Neither do the controls in some cases. There are four different control schemes used in the game, and some work much better than others. The Wii Remote by itself plays similarly to Wii Sports Tennis except it is not as robust, and doesn’t give you any difference from a backhand and a forehand. The second option is my preferred method of play: a combination of the Wii Remote and Nunchuk. The Nunchuk’s analog stick controls your character and you swing the Wii Remote to hit the ball. Unlike the remaining control schemes (Sideways Remote and the Classic Controller), which have overly complicated ways to perform lobs and drop shots (hitting 1 and then 2 in a rhythmic fashion), the Remote-Nunchuk pairing has lobs and drops assigned to either A or B on the Remote. Nonetheless, the Sideways Remote and Classic Controller work fine.
The motion controls prove problematic at times. There is a long downtime every time you swing, during which your character goes through the motion and is then stuck in a static position. While playing the single player mode’s doubles games, I would often be competing with an erratic computer companion who would steal shots from me and cause me to get caught in swing downtime. This often kills games, since your opponents can then hit a solid shot that stumps both of you as you are left lingering in your post-swing position.
The meat and potatoes of the game are contained in the single player Superstar mode. This mode has you playing through various stages containing an overwhelming amount of mini-games and the occasional tennis match. By beating these various missions, you unlock new characters, courts and music. The stages and missions are fun (and a smile might come to your face as you unlock such stages as Chu Chu Rocket and Puyo Pop), but they’re very repetitive. There may be ten missions in a stage, but they are all basically the same mini-game with a plodding introduction as to how the game is played. Nonetheless, there is a considerable amount to do in this mode, and it should take you somewhere between five and ten hours to complete it in its entirety.

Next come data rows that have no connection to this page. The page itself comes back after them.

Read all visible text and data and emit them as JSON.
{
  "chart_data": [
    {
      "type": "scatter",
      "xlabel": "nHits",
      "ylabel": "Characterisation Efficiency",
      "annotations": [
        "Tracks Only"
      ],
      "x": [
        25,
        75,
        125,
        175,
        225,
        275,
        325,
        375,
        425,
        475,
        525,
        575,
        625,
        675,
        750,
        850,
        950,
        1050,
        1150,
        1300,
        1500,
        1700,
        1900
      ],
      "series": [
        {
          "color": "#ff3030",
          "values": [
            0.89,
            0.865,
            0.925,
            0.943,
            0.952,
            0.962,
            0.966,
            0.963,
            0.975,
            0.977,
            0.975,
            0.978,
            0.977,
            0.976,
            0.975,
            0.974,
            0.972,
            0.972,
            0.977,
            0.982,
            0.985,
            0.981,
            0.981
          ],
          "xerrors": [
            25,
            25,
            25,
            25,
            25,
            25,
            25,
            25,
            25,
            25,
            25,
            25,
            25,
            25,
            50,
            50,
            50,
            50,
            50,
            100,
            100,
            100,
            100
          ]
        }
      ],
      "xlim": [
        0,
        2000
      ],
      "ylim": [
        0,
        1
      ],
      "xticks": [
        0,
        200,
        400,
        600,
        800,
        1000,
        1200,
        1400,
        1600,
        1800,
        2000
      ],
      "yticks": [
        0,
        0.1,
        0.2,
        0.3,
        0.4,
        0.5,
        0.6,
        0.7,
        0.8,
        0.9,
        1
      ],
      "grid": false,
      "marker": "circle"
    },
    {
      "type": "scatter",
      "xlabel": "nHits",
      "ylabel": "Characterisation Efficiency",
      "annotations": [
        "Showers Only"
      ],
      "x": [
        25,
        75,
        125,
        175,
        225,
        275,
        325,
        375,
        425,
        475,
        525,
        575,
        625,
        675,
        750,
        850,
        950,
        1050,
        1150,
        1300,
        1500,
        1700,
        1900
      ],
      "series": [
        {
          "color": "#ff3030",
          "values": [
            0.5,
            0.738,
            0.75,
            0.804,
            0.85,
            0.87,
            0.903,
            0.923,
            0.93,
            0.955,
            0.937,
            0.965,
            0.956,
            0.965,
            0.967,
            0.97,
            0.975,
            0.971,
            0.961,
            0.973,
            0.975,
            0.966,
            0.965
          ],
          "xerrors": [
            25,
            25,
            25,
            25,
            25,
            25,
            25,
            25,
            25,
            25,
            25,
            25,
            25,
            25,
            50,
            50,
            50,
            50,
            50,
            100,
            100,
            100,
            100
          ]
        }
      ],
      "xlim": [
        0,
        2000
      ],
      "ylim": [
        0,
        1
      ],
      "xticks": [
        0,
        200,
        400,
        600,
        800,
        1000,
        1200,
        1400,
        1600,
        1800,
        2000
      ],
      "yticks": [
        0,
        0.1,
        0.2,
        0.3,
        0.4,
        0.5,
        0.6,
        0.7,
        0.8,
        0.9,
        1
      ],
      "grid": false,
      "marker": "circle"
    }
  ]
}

While the tennis aspect of this game is a reproduction of the same game we’ve been playing on real courts for years, the mini-games are where Superstars Tennis really takes creative license. Sega staples such as Space Harrier, House of the Dead, and six others are given a tennis makeover. Space Harrier has you playing the shooter with a Sega character armed with a racket and balls, while House of the Dead has you turning back an endless supply of the undead with a zombie-killing tennis ball.
Not all of the mini-games are all that creative and fun, however; there are some duds in the bunch, such as the Sonic the Hedgehog game in which you frantically collect rings while dodging spiked balls and bombs. It just seems very out of place in a tennis game when the mini-game has no relevance to tennis besides the fact that it takes place on a court. While all mini-games can be played cooperatively with up to four people, it often clutters the screen with too many characters.
All in all, Sega Superstars Tennis has decent controls but suffers from a somewhat shallow tennis design. Its mini-games are definitely its highlight but once the novelty of them wears off, you’ll probably want to play the original titles rather than continue playing this one. I’d highly recommend it to Sega fans, as there is enough nostalgia to help you get though the repetitive and boring parts, but non-Sega fans won’t find enough to generate lasting interest.